Reconstructing germline sequences

Example data

We have hosted a small example data set resulting from the UMI barcoded MiSeq workflow described in the pRESTO documentation. The files can be downloaded from here:

Change-O Example Files

The following examples use the HD13M_db-pass.tsv AIRR Rearrangement file provided in the example bundle, which has already undergone the IMGT/IgBLAST parsing and filtering operations.

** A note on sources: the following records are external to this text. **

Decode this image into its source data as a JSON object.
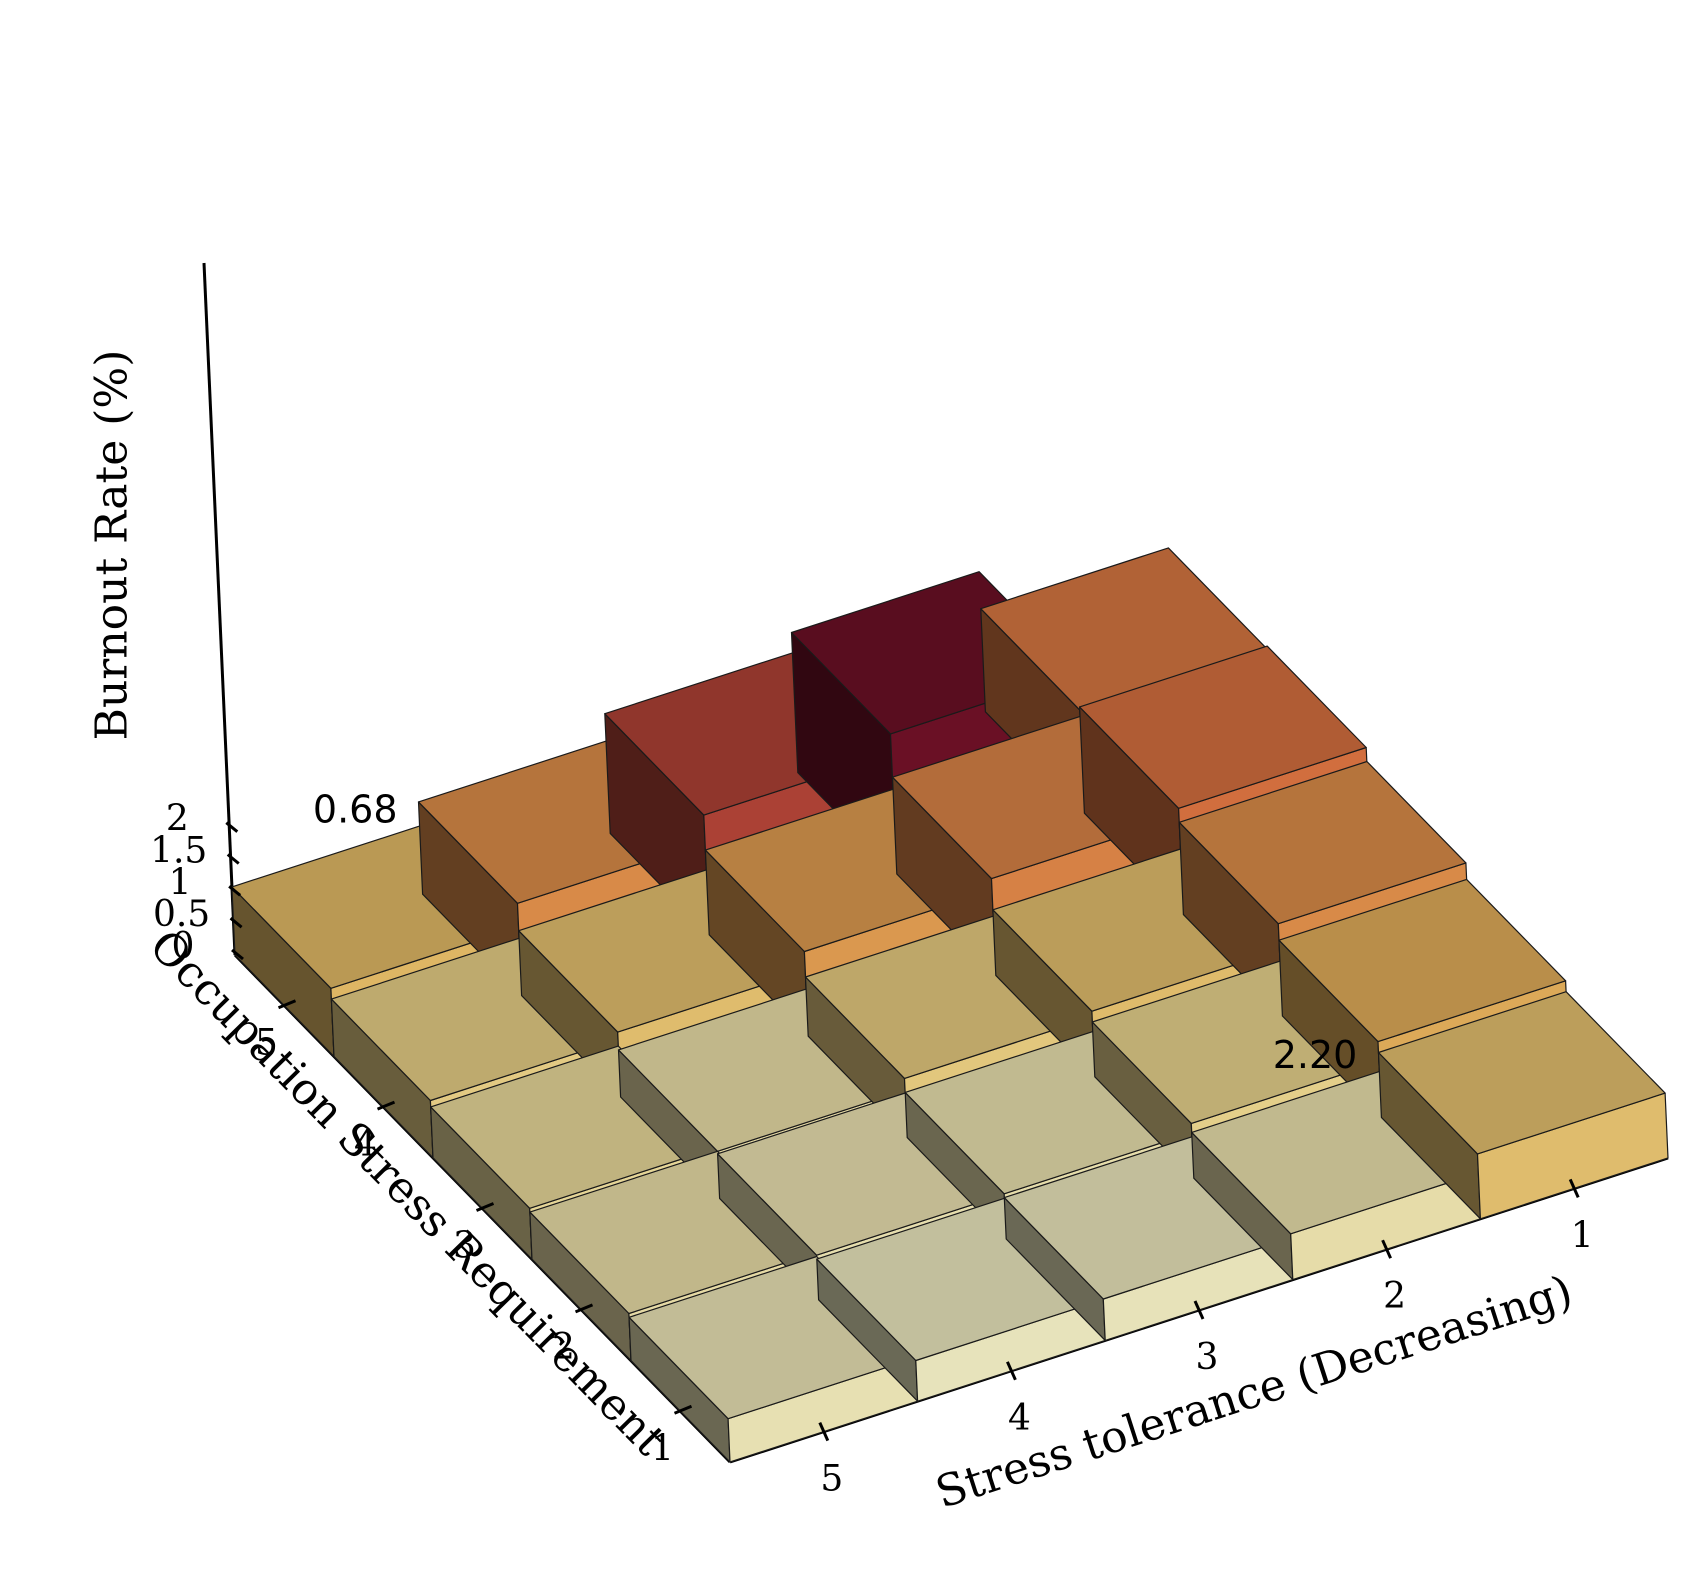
{
  "chart_data": {
    "type": "bar3d",
    "xlabel": "Stress tolerance (Decreasing)",
    "ylabel": "Occupation Stress Requirement",
    "zlabel": "Burnout Rate (%)",
    "x_categories": [
      "5",
      "4",
      "3",
      "2",
      "1"
    ],
    "y_categories": [
      "1",
      "2",
      "3",
      "4",
      "5"
    ],
    "z_ticks": [
      "0",
      "0.5",
      "1",
      "1.5",
      "2"
    ],
    "zlim": [
      0,
      2.3
    ],
    "values": [
      [
        0.68,
        0.64,
        0.65,
        0.72,
        1.02
      ],
      [
        0.74,
        0.7,
        0.71,
        0.86,
        1.19
      ],
      [
        0.8,
        0.74,
        0.93,
        1.03,
        1.45
      ],
      [
        0.9,
        1.02,
        1.33,
        1.52,
        1.67
      ],
      [
        1.07,
        1.45,
        1.88,
        2.2,
        1.62
      ]
    ],
    "annotations": [
      {
        "text": "0.68",
        "x": "5",
        "y": "5"
      },
      {
        "text": "2.20",
        "x": "2",
        "y": "1"
      }
    ],
    "colormap": {
      "stops": [
        {
          "value": 0.6,
          "color": "#e8e7c4"
        },
        {
          "value": 0.85,
          "color": "#e4d08c"
        },
        {
          "value": 1.1,
          "color": "#ddb35e"
        },
        {
          "value": 1.4,
          "color": "#d9904a"
        },
        {
          "value": 1.75,
          "color": "#cf643a"
        },
        {
          "value": 2.0,
          "color": "#8a2030"
        },
        {
          "value": 2.2,
          "color": "#6a1025"
        }
      ]
    },
    "grid": false,
    "legend": "none"
  }
}
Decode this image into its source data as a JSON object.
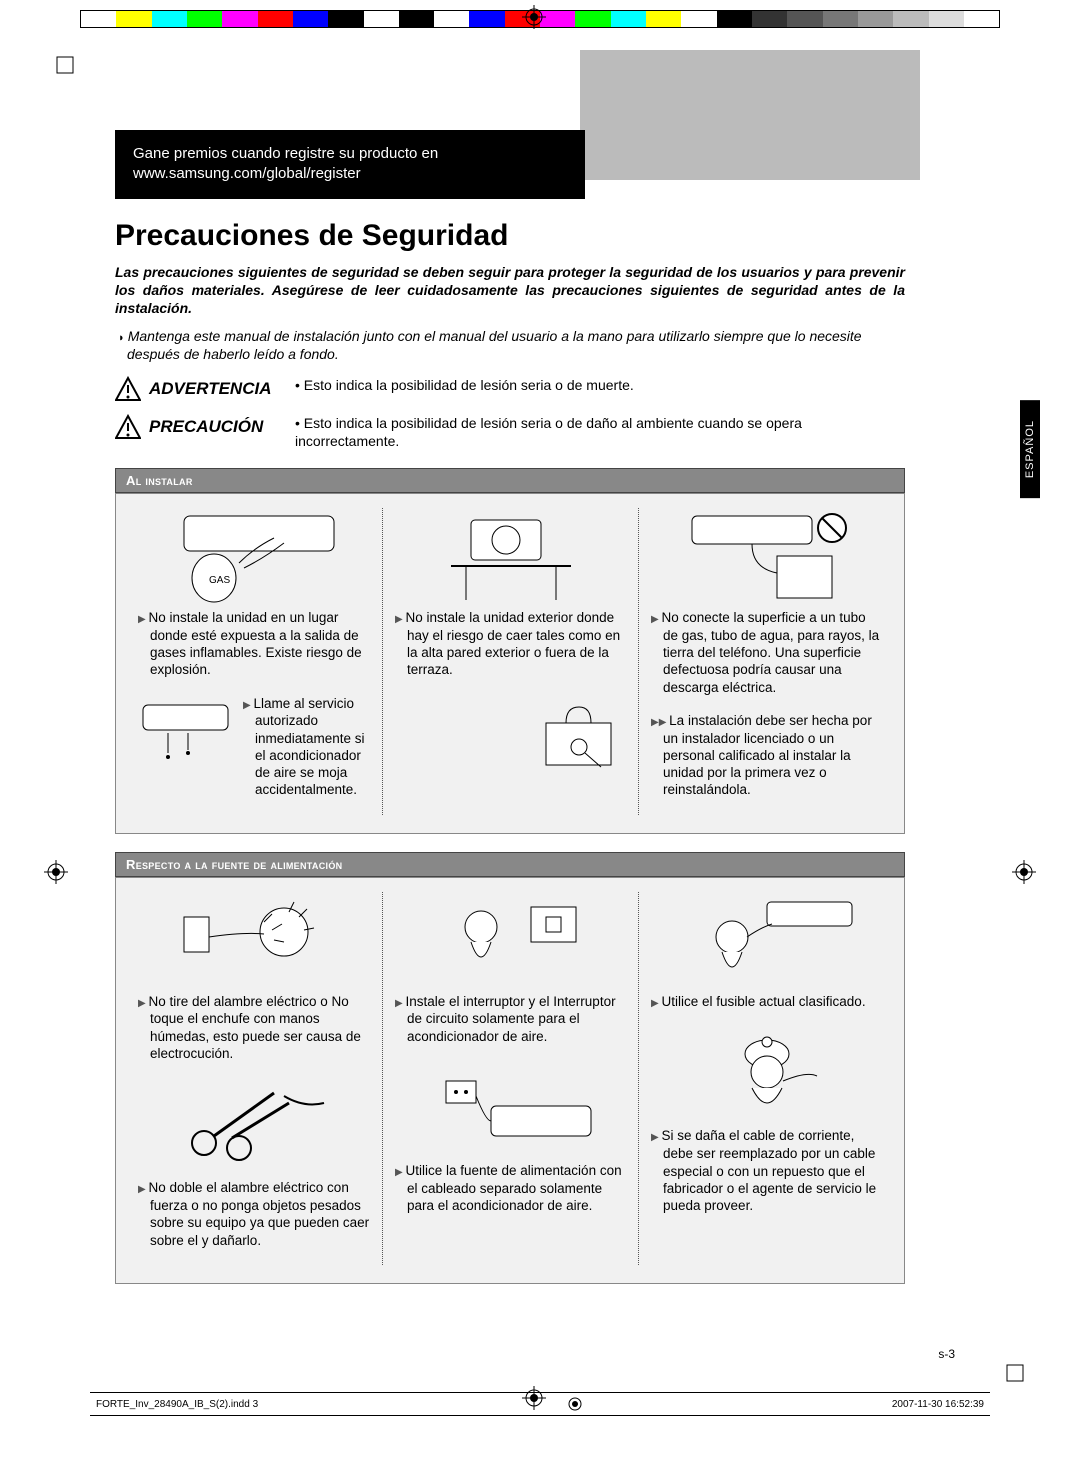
{
  "colorbar": [
    "#fff",
    "#ffff00",
    "#00ffff",
    "#00ff00",
    "#ff00ff",
    "#ff0000",
    "#0000ff",
    "#000",
    "#fff",
    "#000",
    "#fff",
    "#0000ff",
    "#ff0000",
    "#ff00ff",
    "#00ff00",
    "#00ffff",
    "#ffff00",
    "#fff",
    "#000",
    "#333",
    "#555",
    "#777",
    "#999",
    "#bbb",
    "#ddd",
    "#fff"
  ],
  "banner_line1": "Gane premios cuando registre su producto en",
  "banner_line2": "www.samsung.com/global/register",
  "title": "Precauciones de Seguridad",
  "intro": "Las precauciones siguientes de seguridad se deben seguir para proteger la seguridad de los usuarios y para prevenir los daños materiales. Asegúrese de leer cuidadosamente las precauciones siguientes de seguridad antes de la instalación.",
  "note": "Mantenga este manual de instalación junto con el manual del usuario a la mano para utilizarlo siempre que lo necesite después de haberlo leído a fondo.",
  "warn1_head": "ADVERTENCIA",
  "warn1_text": "• Esto indica la posibilidad de lesión seria o de muerte.",
  "warn2_head": "PRECAUCIÓN",
  "warn2_text": "• Esto indica la posibilidad de lesión seria o de daño al ambiente cuando se opera incorrectamente.",
  "section1_title": "Al instalar",
  "section2_title": "Respecto a la fuente de alimentación",
  "s1": {
    "c1a": "No instale la unidad en un lugar donde esté expuesta a la salida de gases inflamables. Existe riesgo de explosión.",
    "c2a": "No instale la unidad exterior donde hay el riesgo de caer tales como en la alta pared exterior o fuera de la terraza.",
    "c3a": "No conecte la superficie a un tubo de gas, tubo de agua, para rayos, la tierra del teléfono. Una superficie defectuosa podría causar una descarga eléctrica.",
    "c1b": "Llame al servicio autorizado inmediatamente si el acondicionador de aire se moja accidentalmente.",
    "c3b": "La instalación debe ser hecha por un instalador licenciado o un personal calificado al instalar la unidad por la primera vez o reinstalándola."
  },
  "s2": {
    "c1a": "No tire del alambre eléctrico o No toque el enchufe con manos húmedas, esto puede ser causa de electrocución.",
    "c2a": "Instale el interruptor y el Interruptor de circuito solamente para el acondicionador de aire.",
    "c3a": "Utilice el fusible actual clasificado.",
    "c1b": "No doble el alambre eléctrico con fuerza o no ponga objetos pesados sobre su equipo ya que pueden caer sobre el y dañarlo.",
    "c2b": "Utilice la fuente de alimentación con el cableado separado solamente para el acondicionador de aire.",
    "c3b": "Si se daña el cable de corriente, debe ser reemplazado por un cable especial o con un repuesto que el fabricador o el agente de servicio le pueda proveer."
  },
  "sidetab": "ESPAÑOL",
  "page_number": "s-3",
  "footer_left": "FORTE_Inv_28490A_IB_S(2).indd   3",
  "footer_right": "2007-11-30   16:52:39"
}
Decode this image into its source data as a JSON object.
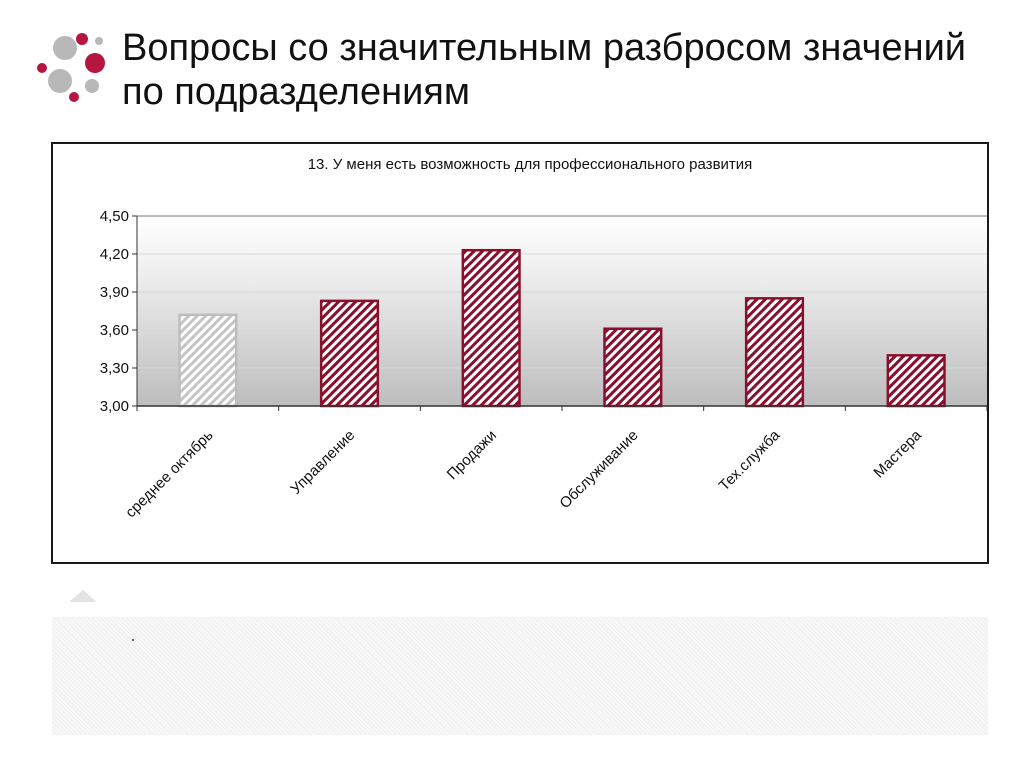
{
  "slide": {
    "title": "Вопросы со значительным разбросом значений по подразделениям"
  },
  "colors": {
    "logo_primary": "#b5153f",
    "logo_secondary": "#b8b8b8",
    "bar_highlight": "#8a0f2c",
    "bar_baseline": "#bdbdbd",
    "axis": "#333333"
  },
  "chart_data": {
    "type": "bar",
    "title": "13. У меня есть возможность для профессионального развития",
    "categories": [
      "среднее октябрь",
      "Управление",
      "Продажи",
      "Обслуживание",
      "Тех.служба",
      "Мастера"
    ],
    "series": [
      {
        "values": [
          3.72,
          3.83,
          4.23,
          3.61,
          3.85,
          3.4
        ]
      }
    ],
    "baseline_category_index": 0,
    "ylim": [
      3.0,
      4.5
    ],
    "yticks": [
      "3,00",
      "3,30",
      "3,60",
      "3,90",
      "4,20",
      "4,50"
    ],
    "ytick_values": [
      3.0,
      3.3,
      3.6,
      3.9,
      4.2,
      4.5
    ],
    "xlabel": "",
    "ylabel": "",
    "grid": true,
    "legend": "none",
    "bar_style": "diagonal-hatched"
  }
}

Adding germline sequences to the database

The CreateGermlines.py tool is used to reconstruct the germline V(D)J sequence, from which the Ig lineage and mutations can be inferred. In addition to the alignment information parsed by MakeDb.py to generate the initial database, CreateGermlines.py also requires the set of germline sequences that were used for the alignment passed to the -r argument. In the case of V-segment germlines, the reference sequences must be IMGT-gapped. Because the D-segment call for B cell receptor alignments is often low confidence, the default germline format (-g dmask) places Ns in the N/P and D-segments of the junction region rather than using the D-segment assigned during reference alignment; this can be modified to generate a complete germline (-g full) or a V-segment only germline (-g vonly) if you wish. The command below adds the germline sequence to the germline_alignment_d_mask column of the output database:

CreateGermlines.py -d HD13M_db-pass.tsv -g dmask \
    -r IMGT_Human_IGHV.fasta IMGT_Human_IGHD.fasta IMGT_Human_IGHJ.fasta

Alternatively, if you have run the clonal assignment task prior to invoking CreateGermlines.py, then adding the --cloned argument is recommended, as this will generate a single germline of consensus length for each clone:

CreateGermlines.py -d HD13M_db-pass_clone-pass.tsv -g dmask --cloned \
    -r IMGT_Human_IGHV.fasta IMGT_Human_IGHD.fasta IMGT_Human_IGHJ.fasta

Important

The germline set passed to -r must contain the complete set of germlines used by the reference alignment software (IMGT/HighV-QUEST or IgBLAST). If alleles called by the aligner are missing from the reference set, they will not be successfully processed. Additionally, the V-segment reference set must contain IMGT-gapped sequences to properly reconstruct germlines, even if the reference alignment was performed on ungapped sequences.

Note

While MakeDb.py provides the ihmm subcommand to parse alignment output generated by iHMMuneAlign, there is insufficient information to successfully reconstruct germline sequences for all cases using CreateGermlines.py.

Warning

CreateGermlines.py only supports reconstruction from nucleotide sequences. Amino acid sequences are not currently supported. Ensure that the sequence field (e.g., sequence_alignment or SEQUENCE_IMGT) contains nucleotide data, not amino acid data (e.g., sequence_alignment_aa or SEQUENCE_AA).